A simple plastic bag seems harmless, but it can represent extreme suffering – and even death – for thousands of animals in the oceans. Depicting this unfortunate truth through strong images, Sea Shepherd, an NGO focused on the conservation of marine wildlife, is launching a plastic awareness campaign.
3D ads have been created in partnership between Tribal Worldwide São Paulo and DDB Guatemala, that bear the caption, “The plastic you use once tortures the oceans forever.” The ads show different marine animals such as seals and turtles in extreme agony after coming in contact with plastics from items used in our daily lives and generally discarded without any special care. The 3D production was developed by Notan Studio.
“Unfortunately, a small and thoughtless action in our daily life can cause huge damage to nature without us even realizing it. In this campaign, we aim to remedy this by reaching the largest number of people possible, bringing awareness to the fact that with small and easy steps, we can ensure that terrible scenes like these do not happen,” says Guiga Giacomo, Executive Creative Director at Tribal Worldwide São Paulo.
More: Sea Shepherd Conservation Society, Facebook h/t: boredpanda
In addition to the print and posters, social media and digital media pieces have been developed, and further information about the negative impact of plastics in the oceans is available at www.seashepherd.org.

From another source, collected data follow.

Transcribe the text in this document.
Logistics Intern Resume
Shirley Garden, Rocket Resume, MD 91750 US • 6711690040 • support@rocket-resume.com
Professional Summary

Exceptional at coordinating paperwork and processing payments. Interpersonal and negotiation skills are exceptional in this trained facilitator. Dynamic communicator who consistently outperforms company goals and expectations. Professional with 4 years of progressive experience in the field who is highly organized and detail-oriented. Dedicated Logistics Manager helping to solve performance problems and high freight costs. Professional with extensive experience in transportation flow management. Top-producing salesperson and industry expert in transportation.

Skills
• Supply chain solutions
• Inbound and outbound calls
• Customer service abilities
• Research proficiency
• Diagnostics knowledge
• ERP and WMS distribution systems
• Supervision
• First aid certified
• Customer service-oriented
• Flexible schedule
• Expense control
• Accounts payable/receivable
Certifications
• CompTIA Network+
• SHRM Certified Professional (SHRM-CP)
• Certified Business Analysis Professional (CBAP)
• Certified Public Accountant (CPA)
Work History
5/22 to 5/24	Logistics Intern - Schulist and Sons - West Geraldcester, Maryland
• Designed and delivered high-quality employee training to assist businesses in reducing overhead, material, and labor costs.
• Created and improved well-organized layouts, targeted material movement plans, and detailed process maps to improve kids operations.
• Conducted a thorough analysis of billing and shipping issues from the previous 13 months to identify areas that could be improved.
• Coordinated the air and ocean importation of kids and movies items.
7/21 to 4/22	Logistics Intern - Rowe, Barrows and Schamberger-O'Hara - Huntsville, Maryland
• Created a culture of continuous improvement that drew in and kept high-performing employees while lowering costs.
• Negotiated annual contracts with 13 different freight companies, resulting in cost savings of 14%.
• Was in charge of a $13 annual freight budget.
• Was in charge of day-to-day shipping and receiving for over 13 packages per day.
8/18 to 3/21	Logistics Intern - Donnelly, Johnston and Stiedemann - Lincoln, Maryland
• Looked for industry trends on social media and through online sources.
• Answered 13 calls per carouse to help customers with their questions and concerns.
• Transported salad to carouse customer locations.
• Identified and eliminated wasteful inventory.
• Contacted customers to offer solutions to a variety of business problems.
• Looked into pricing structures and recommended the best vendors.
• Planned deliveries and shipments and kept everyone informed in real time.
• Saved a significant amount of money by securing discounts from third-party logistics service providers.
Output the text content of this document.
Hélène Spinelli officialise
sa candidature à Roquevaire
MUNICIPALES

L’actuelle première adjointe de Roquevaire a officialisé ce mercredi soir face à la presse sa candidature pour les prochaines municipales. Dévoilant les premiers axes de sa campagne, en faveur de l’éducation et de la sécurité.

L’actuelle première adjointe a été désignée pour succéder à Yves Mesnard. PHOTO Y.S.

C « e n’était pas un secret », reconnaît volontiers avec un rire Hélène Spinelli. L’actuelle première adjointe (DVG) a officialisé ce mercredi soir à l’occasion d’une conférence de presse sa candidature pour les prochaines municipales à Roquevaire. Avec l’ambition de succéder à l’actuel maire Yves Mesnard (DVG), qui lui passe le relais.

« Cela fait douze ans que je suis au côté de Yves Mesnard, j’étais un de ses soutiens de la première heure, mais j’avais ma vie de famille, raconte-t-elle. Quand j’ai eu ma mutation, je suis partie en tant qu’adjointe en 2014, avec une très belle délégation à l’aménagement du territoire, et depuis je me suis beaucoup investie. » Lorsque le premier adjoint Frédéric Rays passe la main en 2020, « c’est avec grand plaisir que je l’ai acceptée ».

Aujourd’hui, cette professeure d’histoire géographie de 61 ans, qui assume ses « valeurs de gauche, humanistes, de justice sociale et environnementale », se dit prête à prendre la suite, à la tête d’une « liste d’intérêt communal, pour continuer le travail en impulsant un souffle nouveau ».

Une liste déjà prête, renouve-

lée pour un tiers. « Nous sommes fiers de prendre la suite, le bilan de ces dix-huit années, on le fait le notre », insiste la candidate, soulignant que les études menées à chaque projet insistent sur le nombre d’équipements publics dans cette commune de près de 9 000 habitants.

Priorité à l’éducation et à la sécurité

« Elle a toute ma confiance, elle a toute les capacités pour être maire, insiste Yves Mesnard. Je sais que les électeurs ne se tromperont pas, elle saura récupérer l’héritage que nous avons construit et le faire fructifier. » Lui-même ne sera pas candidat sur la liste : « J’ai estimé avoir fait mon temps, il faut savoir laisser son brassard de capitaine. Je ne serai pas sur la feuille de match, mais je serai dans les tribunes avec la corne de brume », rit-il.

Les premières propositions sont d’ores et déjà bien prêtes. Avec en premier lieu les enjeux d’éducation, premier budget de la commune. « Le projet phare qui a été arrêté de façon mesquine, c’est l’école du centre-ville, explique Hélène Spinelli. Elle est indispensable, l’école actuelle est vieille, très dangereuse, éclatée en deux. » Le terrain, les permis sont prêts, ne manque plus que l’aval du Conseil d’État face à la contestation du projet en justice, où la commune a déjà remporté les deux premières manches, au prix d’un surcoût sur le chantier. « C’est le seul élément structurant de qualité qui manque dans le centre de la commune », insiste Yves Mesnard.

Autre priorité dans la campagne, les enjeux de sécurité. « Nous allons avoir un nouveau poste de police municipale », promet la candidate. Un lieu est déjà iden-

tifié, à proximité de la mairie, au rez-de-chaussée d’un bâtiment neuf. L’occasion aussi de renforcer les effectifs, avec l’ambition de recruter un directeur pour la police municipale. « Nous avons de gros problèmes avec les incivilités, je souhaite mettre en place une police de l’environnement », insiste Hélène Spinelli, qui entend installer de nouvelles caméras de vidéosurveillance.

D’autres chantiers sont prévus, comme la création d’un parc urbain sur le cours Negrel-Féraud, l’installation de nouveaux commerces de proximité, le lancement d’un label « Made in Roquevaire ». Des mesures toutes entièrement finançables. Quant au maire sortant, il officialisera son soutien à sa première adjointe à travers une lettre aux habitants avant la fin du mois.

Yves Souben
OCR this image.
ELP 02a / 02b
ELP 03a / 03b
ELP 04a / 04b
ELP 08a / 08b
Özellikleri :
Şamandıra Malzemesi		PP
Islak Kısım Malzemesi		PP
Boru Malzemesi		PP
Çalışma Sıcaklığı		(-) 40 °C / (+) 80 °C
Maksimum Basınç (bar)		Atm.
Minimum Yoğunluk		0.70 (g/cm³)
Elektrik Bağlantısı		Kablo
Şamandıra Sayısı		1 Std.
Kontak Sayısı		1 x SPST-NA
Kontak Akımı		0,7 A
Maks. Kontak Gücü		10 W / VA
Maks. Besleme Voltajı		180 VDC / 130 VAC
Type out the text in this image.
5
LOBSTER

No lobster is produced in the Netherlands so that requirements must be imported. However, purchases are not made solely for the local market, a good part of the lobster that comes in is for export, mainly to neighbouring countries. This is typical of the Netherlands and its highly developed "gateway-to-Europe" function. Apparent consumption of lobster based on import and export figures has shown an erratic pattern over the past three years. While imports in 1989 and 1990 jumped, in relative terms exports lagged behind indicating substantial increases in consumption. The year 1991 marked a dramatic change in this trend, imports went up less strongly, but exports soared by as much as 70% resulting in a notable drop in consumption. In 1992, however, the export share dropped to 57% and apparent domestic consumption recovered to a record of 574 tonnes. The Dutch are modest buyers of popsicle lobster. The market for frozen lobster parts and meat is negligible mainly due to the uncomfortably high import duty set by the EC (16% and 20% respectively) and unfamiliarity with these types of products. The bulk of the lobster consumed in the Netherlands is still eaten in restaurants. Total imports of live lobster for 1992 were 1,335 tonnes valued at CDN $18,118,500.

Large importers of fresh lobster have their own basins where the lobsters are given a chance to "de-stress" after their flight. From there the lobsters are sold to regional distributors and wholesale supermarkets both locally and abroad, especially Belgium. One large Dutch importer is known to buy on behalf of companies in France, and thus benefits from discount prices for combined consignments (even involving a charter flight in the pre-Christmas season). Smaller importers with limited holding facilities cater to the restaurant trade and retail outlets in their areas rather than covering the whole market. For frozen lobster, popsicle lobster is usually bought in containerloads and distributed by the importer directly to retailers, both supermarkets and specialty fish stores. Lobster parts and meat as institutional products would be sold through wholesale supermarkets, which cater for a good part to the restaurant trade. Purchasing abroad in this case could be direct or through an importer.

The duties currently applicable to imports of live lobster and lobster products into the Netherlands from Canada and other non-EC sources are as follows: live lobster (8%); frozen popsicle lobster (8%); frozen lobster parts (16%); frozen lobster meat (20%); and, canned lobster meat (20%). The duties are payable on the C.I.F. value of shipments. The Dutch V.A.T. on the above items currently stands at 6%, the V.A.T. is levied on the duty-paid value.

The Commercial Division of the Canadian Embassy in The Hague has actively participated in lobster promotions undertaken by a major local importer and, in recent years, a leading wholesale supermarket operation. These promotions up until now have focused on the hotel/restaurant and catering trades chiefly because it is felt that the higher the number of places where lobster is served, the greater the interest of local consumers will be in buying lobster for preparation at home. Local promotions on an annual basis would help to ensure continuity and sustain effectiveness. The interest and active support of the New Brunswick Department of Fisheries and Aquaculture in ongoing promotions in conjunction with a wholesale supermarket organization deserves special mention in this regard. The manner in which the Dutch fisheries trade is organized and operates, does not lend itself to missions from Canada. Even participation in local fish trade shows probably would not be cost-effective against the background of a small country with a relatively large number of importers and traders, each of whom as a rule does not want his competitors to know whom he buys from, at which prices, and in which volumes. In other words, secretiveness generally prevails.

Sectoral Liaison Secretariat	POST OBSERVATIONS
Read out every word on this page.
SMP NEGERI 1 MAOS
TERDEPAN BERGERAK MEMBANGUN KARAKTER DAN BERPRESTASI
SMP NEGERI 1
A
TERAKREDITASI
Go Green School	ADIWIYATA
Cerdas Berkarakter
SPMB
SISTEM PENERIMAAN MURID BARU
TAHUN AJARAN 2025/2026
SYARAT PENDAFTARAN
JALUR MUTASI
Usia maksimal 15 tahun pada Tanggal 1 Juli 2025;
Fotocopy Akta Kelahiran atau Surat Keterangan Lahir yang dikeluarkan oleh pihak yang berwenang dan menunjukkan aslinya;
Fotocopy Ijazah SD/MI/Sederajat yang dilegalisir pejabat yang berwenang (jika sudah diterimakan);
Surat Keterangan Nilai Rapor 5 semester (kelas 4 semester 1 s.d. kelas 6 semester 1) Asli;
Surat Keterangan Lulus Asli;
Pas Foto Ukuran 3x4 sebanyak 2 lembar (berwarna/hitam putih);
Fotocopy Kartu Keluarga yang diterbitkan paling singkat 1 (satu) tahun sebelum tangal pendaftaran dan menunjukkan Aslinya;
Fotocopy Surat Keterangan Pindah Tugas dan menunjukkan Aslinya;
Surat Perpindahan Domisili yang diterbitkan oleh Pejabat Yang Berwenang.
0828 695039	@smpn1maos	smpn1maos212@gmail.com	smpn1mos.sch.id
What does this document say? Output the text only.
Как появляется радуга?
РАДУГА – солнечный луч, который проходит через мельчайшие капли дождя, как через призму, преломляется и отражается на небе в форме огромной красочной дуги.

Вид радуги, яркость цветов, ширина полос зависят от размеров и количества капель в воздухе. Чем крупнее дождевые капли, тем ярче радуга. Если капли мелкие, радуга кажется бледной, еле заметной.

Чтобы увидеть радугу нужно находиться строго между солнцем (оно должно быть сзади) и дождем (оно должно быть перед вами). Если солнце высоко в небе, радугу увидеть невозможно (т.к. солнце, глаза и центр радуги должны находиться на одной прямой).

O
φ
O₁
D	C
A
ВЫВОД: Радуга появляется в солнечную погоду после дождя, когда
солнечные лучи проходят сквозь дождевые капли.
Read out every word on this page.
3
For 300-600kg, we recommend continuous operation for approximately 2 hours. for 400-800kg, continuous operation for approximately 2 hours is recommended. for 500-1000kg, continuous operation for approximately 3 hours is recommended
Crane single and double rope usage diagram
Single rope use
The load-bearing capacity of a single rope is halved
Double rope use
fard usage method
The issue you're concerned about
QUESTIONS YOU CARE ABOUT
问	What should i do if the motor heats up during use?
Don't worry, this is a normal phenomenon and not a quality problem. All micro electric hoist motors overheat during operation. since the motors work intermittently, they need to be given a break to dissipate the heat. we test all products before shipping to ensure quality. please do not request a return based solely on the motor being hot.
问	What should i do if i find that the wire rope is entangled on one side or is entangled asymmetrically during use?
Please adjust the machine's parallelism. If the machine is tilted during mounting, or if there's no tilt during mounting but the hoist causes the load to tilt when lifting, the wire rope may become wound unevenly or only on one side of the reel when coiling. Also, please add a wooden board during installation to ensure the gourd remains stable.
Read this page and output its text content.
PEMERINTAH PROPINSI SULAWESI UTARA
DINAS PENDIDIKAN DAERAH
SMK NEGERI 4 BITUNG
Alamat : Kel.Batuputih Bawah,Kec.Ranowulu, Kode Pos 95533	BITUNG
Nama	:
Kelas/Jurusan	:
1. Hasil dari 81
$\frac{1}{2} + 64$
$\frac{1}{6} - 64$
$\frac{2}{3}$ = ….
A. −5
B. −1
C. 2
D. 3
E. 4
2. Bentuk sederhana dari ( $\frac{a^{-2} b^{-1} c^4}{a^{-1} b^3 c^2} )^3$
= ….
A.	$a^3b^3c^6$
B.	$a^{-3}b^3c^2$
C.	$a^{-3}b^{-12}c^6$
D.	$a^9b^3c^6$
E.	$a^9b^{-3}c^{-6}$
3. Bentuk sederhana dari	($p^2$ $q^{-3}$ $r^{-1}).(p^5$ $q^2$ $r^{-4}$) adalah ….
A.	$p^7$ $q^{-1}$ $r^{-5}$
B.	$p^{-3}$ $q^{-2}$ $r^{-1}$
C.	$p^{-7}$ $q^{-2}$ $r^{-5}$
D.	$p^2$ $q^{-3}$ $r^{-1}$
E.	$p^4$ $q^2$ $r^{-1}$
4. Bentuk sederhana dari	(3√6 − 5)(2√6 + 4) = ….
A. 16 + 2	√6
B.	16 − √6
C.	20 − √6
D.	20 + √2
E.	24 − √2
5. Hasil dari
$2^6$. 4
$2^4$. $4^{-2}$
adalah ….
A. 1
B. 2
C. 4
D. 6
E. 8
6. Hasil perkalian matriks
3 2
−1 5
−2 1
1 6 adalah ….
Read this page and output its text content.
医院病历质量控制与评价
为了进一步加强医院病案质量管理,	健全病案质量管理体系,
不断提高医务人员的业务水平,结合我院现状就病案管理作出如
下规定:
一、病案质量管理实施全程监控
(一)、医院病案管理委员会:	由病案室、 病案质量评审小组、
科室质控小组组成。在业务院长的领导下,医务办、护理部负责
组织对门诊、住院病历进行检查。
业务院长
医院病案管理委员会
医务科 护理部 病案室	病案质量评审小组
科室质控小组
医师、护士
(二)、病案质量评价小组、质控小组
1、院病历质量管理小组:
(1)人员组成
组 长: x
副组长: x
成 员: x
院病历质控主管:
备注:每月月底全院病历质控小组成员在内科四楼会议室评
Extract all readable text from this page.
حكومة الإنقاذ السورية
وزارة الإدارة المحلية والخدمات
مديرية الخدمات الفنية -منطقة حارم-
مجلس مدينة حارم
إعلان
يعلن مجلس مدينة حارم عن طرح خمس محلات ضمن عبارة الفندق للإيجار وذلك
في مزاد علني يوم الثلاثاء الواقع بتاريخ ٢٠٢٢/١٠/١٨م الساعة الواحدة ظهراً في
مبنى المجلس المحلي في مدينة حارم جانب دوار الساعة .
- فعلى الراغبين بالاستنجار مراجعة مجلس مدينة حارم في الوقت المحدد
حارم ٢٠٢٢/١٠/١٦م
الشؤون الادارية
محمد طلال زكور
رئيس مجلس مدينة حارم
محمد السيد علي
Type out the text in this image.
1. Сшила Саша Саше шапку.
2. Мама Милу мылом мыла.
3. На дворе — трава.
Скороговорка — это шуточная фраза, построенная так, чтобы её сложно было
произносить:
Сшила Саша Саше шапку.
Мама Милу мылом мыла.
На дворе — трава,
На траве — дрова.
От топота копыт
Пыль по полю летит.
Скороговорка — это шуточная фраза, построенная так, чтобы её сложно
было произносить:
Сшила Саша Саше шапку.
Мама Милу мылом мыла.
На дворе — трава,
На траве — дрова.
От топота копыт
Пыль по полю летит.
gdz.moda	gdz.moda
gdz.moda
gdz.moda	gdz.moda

The online content also highlights tips to reduce the use of plastic on a daily basis.
Sea Shepherd carries out beach clean-ups worldwide. The US branch of the organization has a campaign entitled “Operation Clean Waves,” which collects marine debris that accumulates on offshore islands and in the middle of the ocean. Sea Shepherd also works with scientists to study the effects of microplastics on marine species.
“Scientists warn that in 2050 there will be more plastic in the oceans than fish in the sea,” said Sea Shepherd founder and president Captain Paul Watson, concluding, “Sea Shepherd is committed to preventing this from happening – because if the oceans die, we die.”